Abstract

Abstract The application of 13 C nuclear magnetic resonance to determine the positional distribution of fatty acids on the glycerol backbone has been investigated. A systematic approach and synthetic triacylglycerols were used to measure the effect on the carbonyl chemical shifts of triacylglycerols by the positional distribution on the glycerol backbone and the number and position of the double bonds within the fatty acids. The correlation of 13 C carbonyl chemical shift to the molecular structure of triacylglycerol was delineated. The assignments for the chemical shifts of the carbonyl nuclei of monoacyltriacylglycerol standards were compiled. The resonance from the carbonyl carbons at the 1,3 positions is resolved from that at the 2 position. The 13 C carbonyl chemical shift was more dependent on the position of the double bonds than the degree of unsaturation of the fatty acids. In particular, little effect was observed in the chemical shifts for fatty acids containing more than two double bonds. However, the chemical shifts were influenced significantly by the position of the first double bond.
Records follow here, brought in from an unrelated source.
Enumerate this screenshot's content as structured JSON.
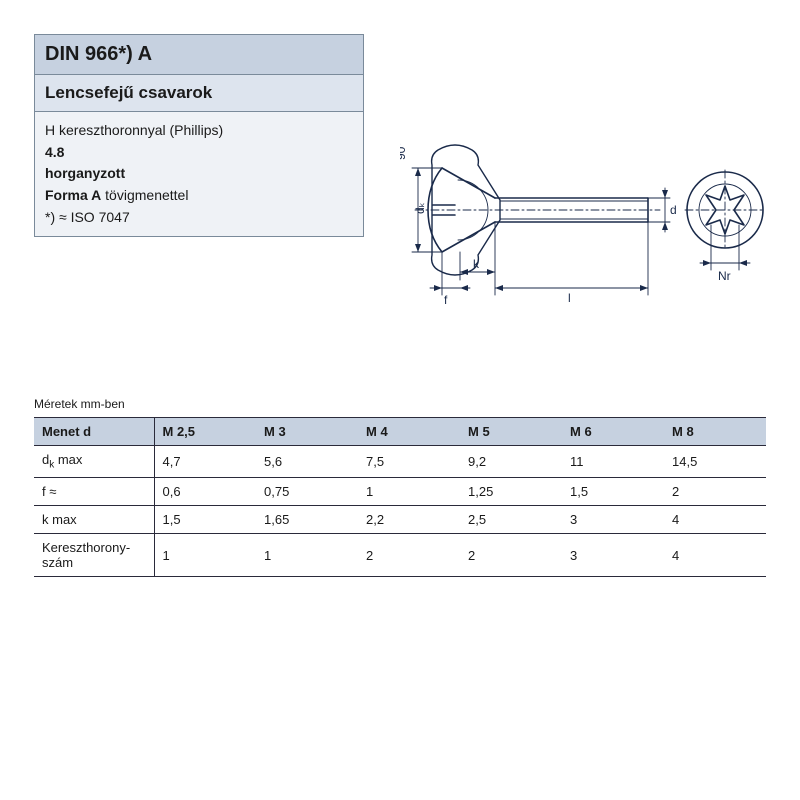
{
  "header": {
    "title": "DIN 966*) A",
    "subtitle": "Lencsefejű csavarok",
    "line1": "H kereszthoronnyal (Phillips)",
    "strength": "4.8",
    "coating": "horganyzott",
    "form_label": "Forma A",
    "form_rest": " tövigmenettel",
    "iso": "*) ≈ ISO 7047"
  },
  "diagram": {
    "stroke": "#1a2a4a",
    "angle_label": "90°",
    "dk_label": "dₖ",
    "k_label": "k",
    "f_label": "f",
    "l_label": "l",
    "d_label": "d",
    "nr_label": "Nr"
  },
  "table": {
    "units_label": "Méretek mm-ben",
    "header_bg": "#c6d1e0",
    "border_color": "#2a2a3a",
    "fontsize": 13,
    "columns": [
      "Menet d",
      "M 2,5",
      "M 3",
      "M 4",
      "M 5",
      "M 6",
      "M 8"
    ],
    "rows": [
      {
        "label": "d",
        "sub": "k",
        "suffix": " max",
        "values": [
          "4,7",
          "5,6",
          "7,5",
          "9,2",
          "11",
          "14,5"
        ]
      },
      {
        "label": "f ≈",
        "values": [
          "0,6",
          "0,75",
          "1",
          "1,25",
          "1,5",
          "2"
        ]
      },
      {
        "label": "k max",
        "values": [
          "1,5",
          "1,65",
          "2,2",
          "2,5",
          "3",
          "4"
        ]
      },
      {
        "label": "Kereszthorony-\nszám",
        "values": [
          "1",
          "1",
          "2",
          "2",
          "3",
          "4"
        ]
      }
    ]
  },
  "colors": {
    "header_title_bg": "#c6d1e0",
    "header_sub_bg": "#dde4ee",
    "header_body_bg": "#eff2f6",
    "header_border": "#7a8a9a",
    "text": "#1a1a1a"
  }
}
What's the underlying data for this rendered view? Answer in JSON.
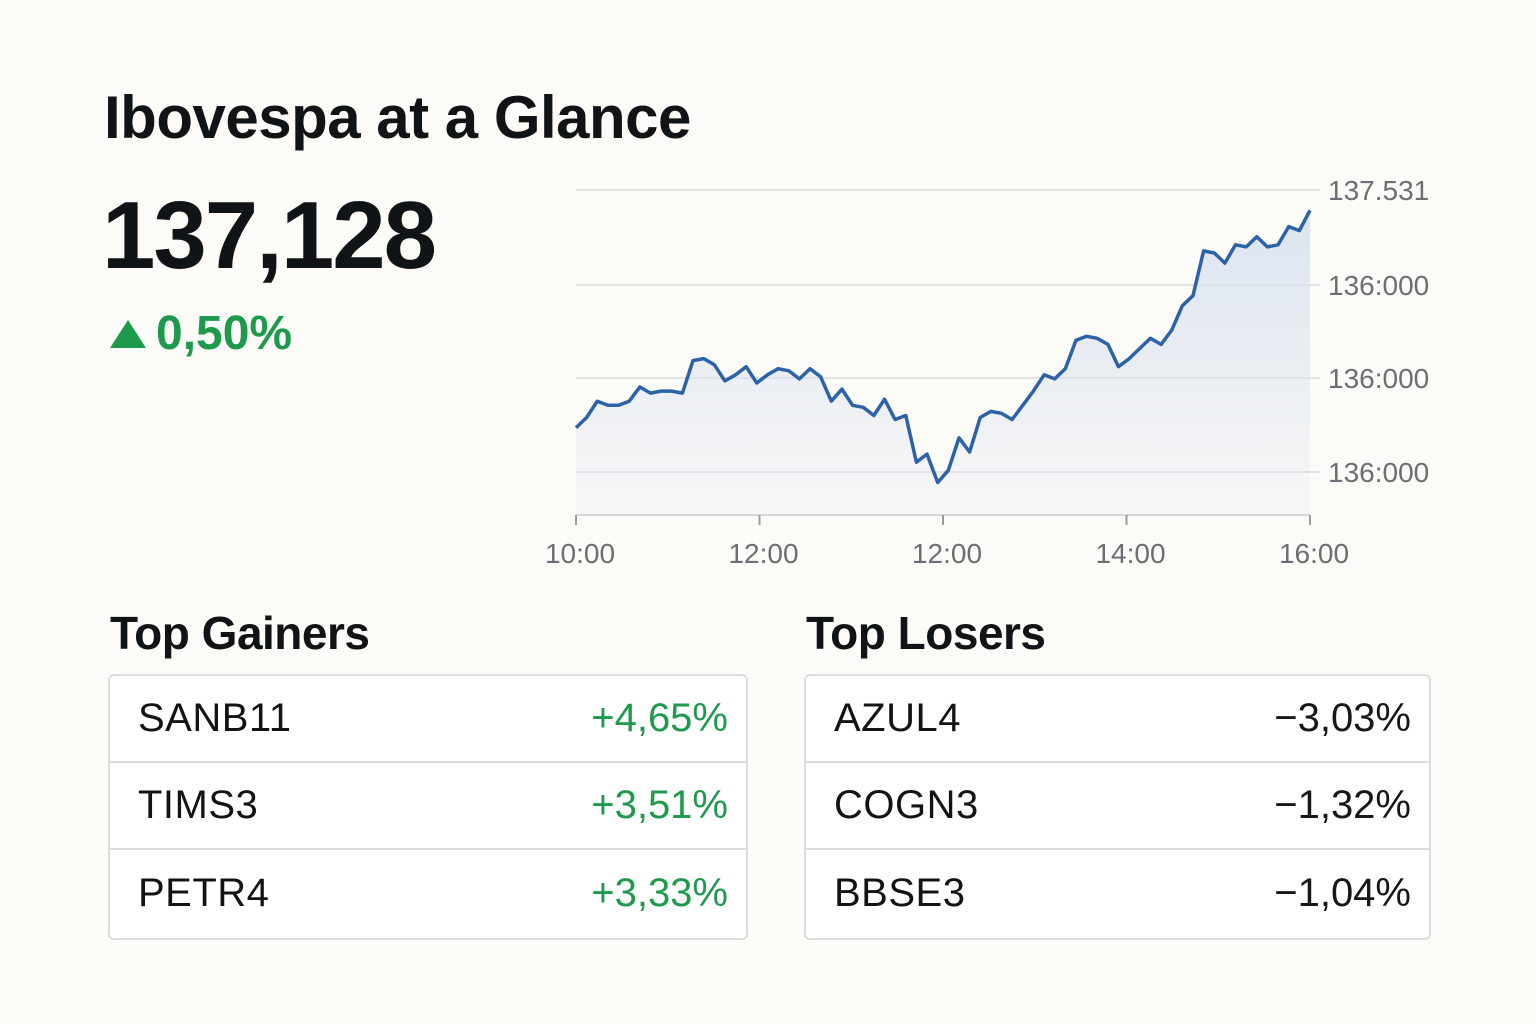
{
  "header": {
    "title": "Ibovespa at a Glance"
  },
  "summary": {
    "index_value": "137,128",
    "change": "0,50%",
    "change_icon": "triangle-up-icon",
    "change_color": "#1e9a4c"
  },
  "chart_data": {
    "type": "area",
    "title": "",
    "xlabel": "",
    "ylabel": "",
    "x_tick_labels": [
      "10:00",
      "12:00",
      "12:00",
      "14:00",
      "16:00"
    ],
    "y_tick_labels": [
      "137.531",
      "136:000",
      "136:000",
      "136:000"
    ],
    "grid": true,
    "line_color": "#2b62a8",
    "fill_color": "#dbe3ef",
    "series": [
      {
        "values": [
          34.3,
          34.8,
          35.6,
          35.4,
          35.4,
          35.6,
          36.3,
          36.0,
          36.1,
          36.1,
          36.0,
          37.6,
          37.7,
          37.4,
          36.6,
          36.9,
          37.3,
          36.5,
          36.9,
          37.2,
          37.1,
          36.7,
          37.2,
          36.8,
          35.6,
          36.2,
          35.4,
          35.3,
          34.9,
          35.7,
          34.7,
          34.9,
          32.6,
          33.0,
          31.6,
          32.2,
          33.8,
          33.1,
          34.8,
          35.1,
          35.0,
          34.7,
          35.4,
          36.1,
          36.9,
          36.7,
          37.2,
          38.6,
          38.8,
          38.7,
          38.4,
          37.3,
          37.7,
          38.2,
          38.7,
          38.4,
          39.1,
          40.3,
          40.8,
          43.0,
          42.9,
          42.4,
          43.3,
          43.2,
          43.7,
          43.2,
          43.3,
          44.2,
          44.0,
          45.0
        ]
      }
    ]
  },
  "top_gainers": {
    "title": "Top Gainers",
    "rows": [
      {
        "ticker": "SANB11",
        "change": "+4,65%"
      },
      {
        "ticker": "TIMS3",
        "change": "+3,51%"
      },
      {
        "ticker": "PETR4",
        "change": "+3,33%"
      }
    ]
  },
  "top_losers": {
    "title": "Top Losers",
    "rows": [
      {
        "ticker": "AZUL4",
        "change": "−3,03%"
      },
      {
        "ticker": "COGN3",
        "change": "−1,32%"
      },
      {
        "ticker": "BBSE3",
        "change": "−1,04%"
      }
    ]
  }
}
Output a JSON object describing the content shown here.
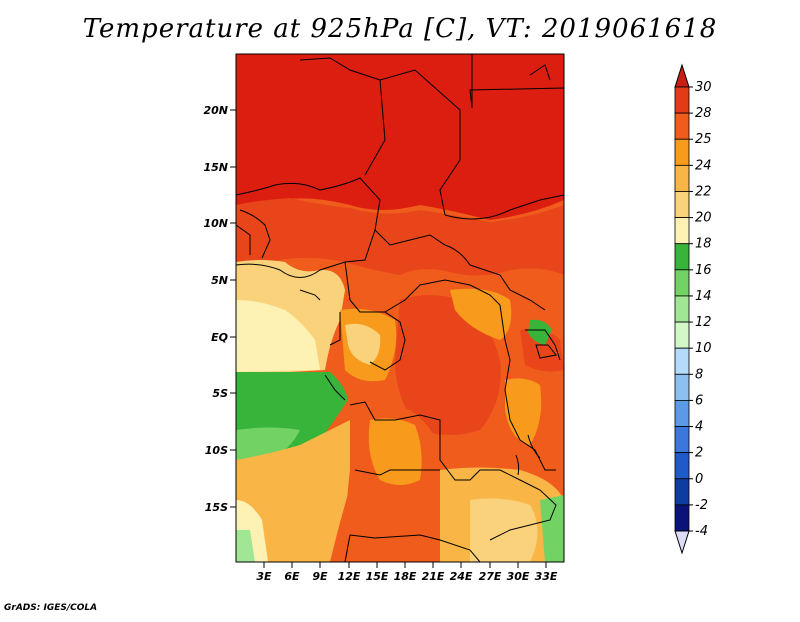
{
  "title": "Temperature at 925hPa [C], VT: 2019061618",
  "credit": "GrADS: IGES/COLA",
  "map": {
    "lat_ticks": [
      "20N",
      "15N",
      "10N",
      "5N",
      "EQ",
      "5S",
      "10S",
      "15S"
    ],
    "lon_ticks": [
      "3E",
      "6E",
      "9E",
      "12E",
      "15E",
      "18E",
      "21E",
      "24E",
      "27E",
      "30E",
      "33E"
    ]
  },
  "colorbar": {
    "labels": [
      "30",
      "28",
      "25",
      "24",
      "22",
      "20",
      "18",
      "16",
      "14",
      "12",
      "10",
      "8",
      "6",
      "4",
      "2",
      "0",
      "-2",
      "-4"
    ],
    "colors": [
      "#c81e14",
      "#e03c18",
      "#f05c1c",
      "#f89a1c",
      "#f9b646",
      "#fbd27c",
      "#fdf2b4",
      "#38b43a",
      "#72d264",
      "#a0e694",
      "#d2f8c8",
      "#b4dcfa",
      "#8cc0f0",
      "#5a9ae6",
      "#3c78dc",
      "#1e5ac8",
      "#0e3ca0",
      "#0a1478"
    ],
    "top_arrow_color": "#c81e14",
    "bottom_arrow_color": "#dcdcf8"
  }
}
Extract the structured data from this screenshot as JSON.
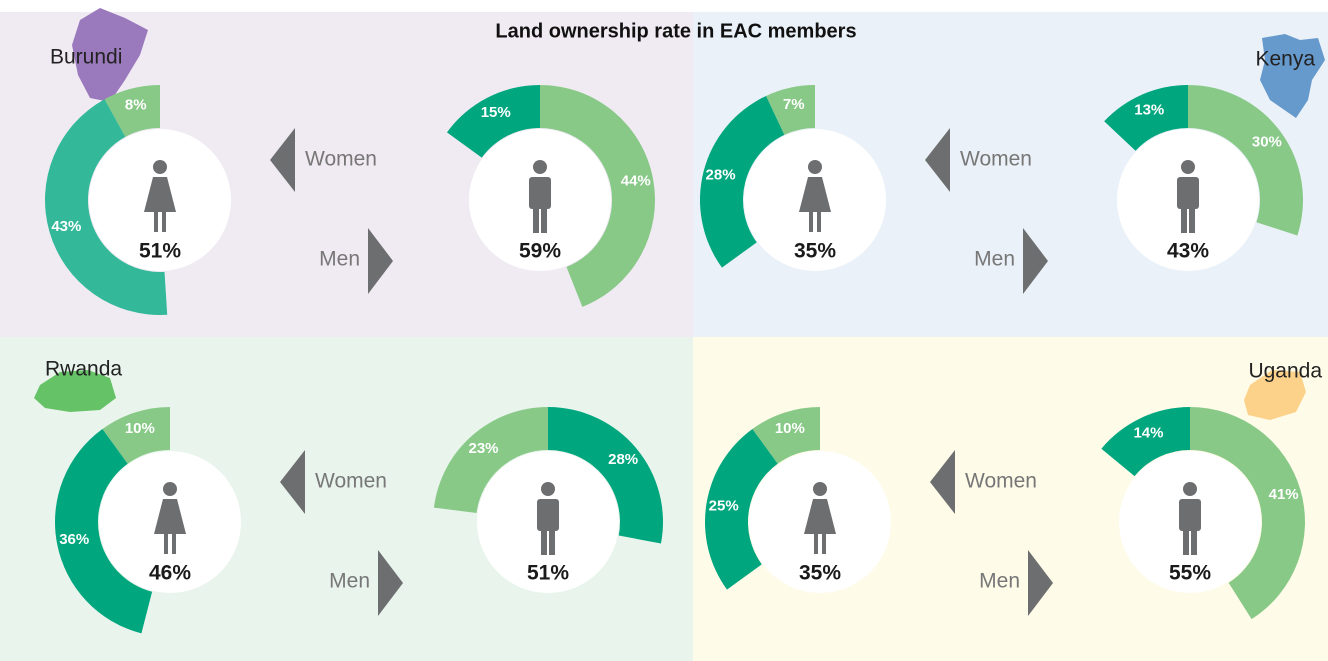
{
  "title": "Land ownership rate in EAC members",
  "panels": [
    {
      "country": "Burundi",
      "women": {
        "label": "Women",
        "total": "51%",
        "segments": [
          {
            "value": 8,
            "label": "8%",
            "color": "#88c987",
            "dir": "ccw"
          },
          {
            "value": 43,
            "label": "43%",
            "color": "#33b89a",
            "dir": "ccw"
          }
        ]
      },
      "men": {
        "label": "Men",
        "total": "59%",
        "segments": [
          {
            "value": 44,
            "label": "44%",
            "color": "#88c987",
            "dir": "cw"
          },
          {
            "value": 15,
            "label": "15%",
            "color": "#00a67e",
            "dir": "ccw"
          }
        ]
      }
    },
    {
      "country": "Kenya",
      "women": {
        "label": "Women",
        "total": "35%",
        "segments": [
          {
            "value": 7,
            "label": "7%",
            "color": "#88c987",
            "dir": "ccw"
          },
          {
            "value": 28,
            "label": "28%",
            "color": "#00a67e",
            "dir": "ccw"
          }
        ]
      },
      "men": {
        "label": "Men",
        "total": "43%",
        "segments": [
          {
            "value": 30,
            "label": "30%",
            "color": "#88c987",
            "dir": "cw"
          },
          {
            "value": 13,
            "label": "13%",
            "color": "#00a67e",
            "dir": "ccw"
          }
        ]
      }
    },
    {
      "country": "Rwanda",
      "women": {
        "label": "Women",
        "total": "46%",
        "segments": [
          {
            "value": 10,
            "label": "10%",
            "color": "#88c987",
            "dir": "ccw"
          },
          {
            "value": 36,
            "label": "36%",
            "color": "#00a67e",
            "dir": "ccw"
          }
        ]
      },
      "men": {
        "label": "Men",
        "total": "51%",
        "segments": [
          {
            "value": 28,
            "label": "28%",
            "color": "#00a67e",
            "dir": "cw"
          },
          {
            "value": 23,
            "label": "23%",
            "color": "#88c987",
            "dir": "ccw"
          }
        ]
      }
    },
    {
      "country": "Uganda",
      "women": {
        "label": "Women",
        "total": "35%",
        "segments": [
          {
            "value": 10,
            "label": "10%",
            "color": "#88c987",
            "dir": "ccw"
          },
          {
            "value": 25,
            "label": "25%",
            "color": "#00a67e",
            "dir": "ccw"
          }
        ]
      },
      "men": {
        "label": "Men",
        "total": "55%",
        "segments": [
          {
            "value": 41,
            "label": "41%",
            "color": "#88c987",
            "dir": "cw"
          },
          {
            "value": 14,
            "label": "14%",
            "color": "#00a67e",
            "dir": "ccw"
          }
        ]
      }
    }
  ]
}
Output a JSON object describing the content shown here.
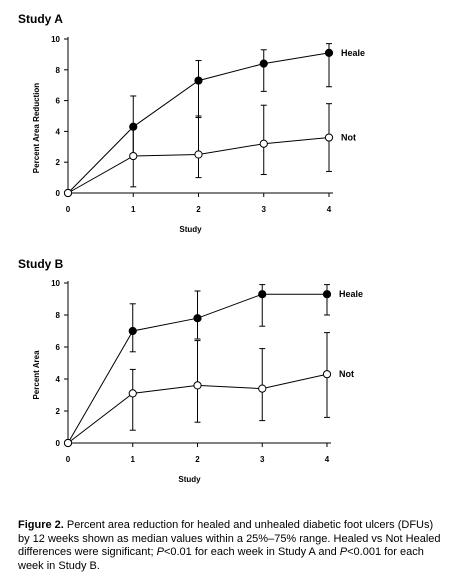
{
  "chart_data": [
    {
      "type": "line",
      "title": "Study A",
      "xlabel": "Study",
      "ylabel": "Percent Area Reduction",
      "x": [
        0,
        1,
        2,
        3,
        4
      ],
      "xlim": [
        0,
        4
      ],
      "ylim": [
        0,
        10
      ],
      "yticks": [
        0,
        2,
        4,
        6,
        8,
        10
      ],
      "grid": false,
      "series": [
        {
          "name": "Heale",
          "marker": "filled-circle",
          "values": [
            0,
            4.3,
            7.3,
            8.4,
            9.1
          ],
          "err_low": [
            0,
            2.3,
            4.9,
            6.6,
            6.9
          ],
          "err_high": [
            0,
            6.3,
            8.6,
            9.3,
            9.7
          ]
        },
        {
          "name": "Not",
          "marker": "open-circle",
          "values": [
            0,
            2.4,
            2.5,
            3.2,
            3.6
          ],
          "err_low": [
            0,
            0.4,
            1.0,
            1.2,
            1.4
          ],
          "err_high": [
            0,
            4.3,
            5.0,
            5.7,
            5.8
          ]
        }
      ]
    },
    {
      "type": "line",
      "title": "Study B",
      "xlabel": "Study",
      "ylabel": "Percent Area",
      "x": [
        0,
        1,
        2,
        3,
        4
      ],
      "xlim": [
        0,
        4
      ],
      "ylim": [
        0,
        10
      ],
      "yticks": [
        0,
        2,
        4,
        6,
        8,
        10
      ],
      "grid": false,
      "series": [
        {
          "name": "Heale",
          "marker": "filled-circle",
          "values": [
            0,
            7.0,
            7.8,
            9.3,
            9.3
          ],
          "err_low": [
            0,
            5.7,
            6.5,
            7.3,
            8.0
          ],
          "err_high": [
            0,
            8.7,
            9.5,
            9.9,
            9.9
          ]
        },
        {
          "name": "Not",
          "marker": "open-circle",
          "values": [
            0,
            3.1,
            3.6,
            3.4,
            4.3
          ],
          "err_low": [
            0,
            0.8,
            1.3,
            1.4,
            1.6
          ],
          "err_high": [
            0,
            4.6,
            6.4,
            5.9,
            6.9
          ]
        }
      ]
    }
  ],
  "caption": {
    "label": "Figure 2.",
    "text_1": " Percent area reduction for healed and unhealed diabetic foot ulcers (DFUs) by 12 weeks shown as median values within a 25%–75% range. Healed vs Not Healed differences were significant; ",
    "p1": "P",
    "text_2": "<0.01 for each week in Study A and ",
    "p2": "P",
    "text_3": "<0.001 for each week in Study B."
  }
}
The difference in the chemical shift of the unsaturated species from that of the saturated species was plotted against the position of the first double bond. A natural logarithmic relationship was found between carbon numbers 5 and 11. Inflection points were found outside of this region at carbon numbers 4 and 13. In addition, the resonances from the saturated species, independent of their chainlength, were degenerate in oil systems, even though small differences were observed in the standards. The applicability of this method was demonstrated in the determination of the composition and positional distribution of the fatty acids in borage and evening primrose oils.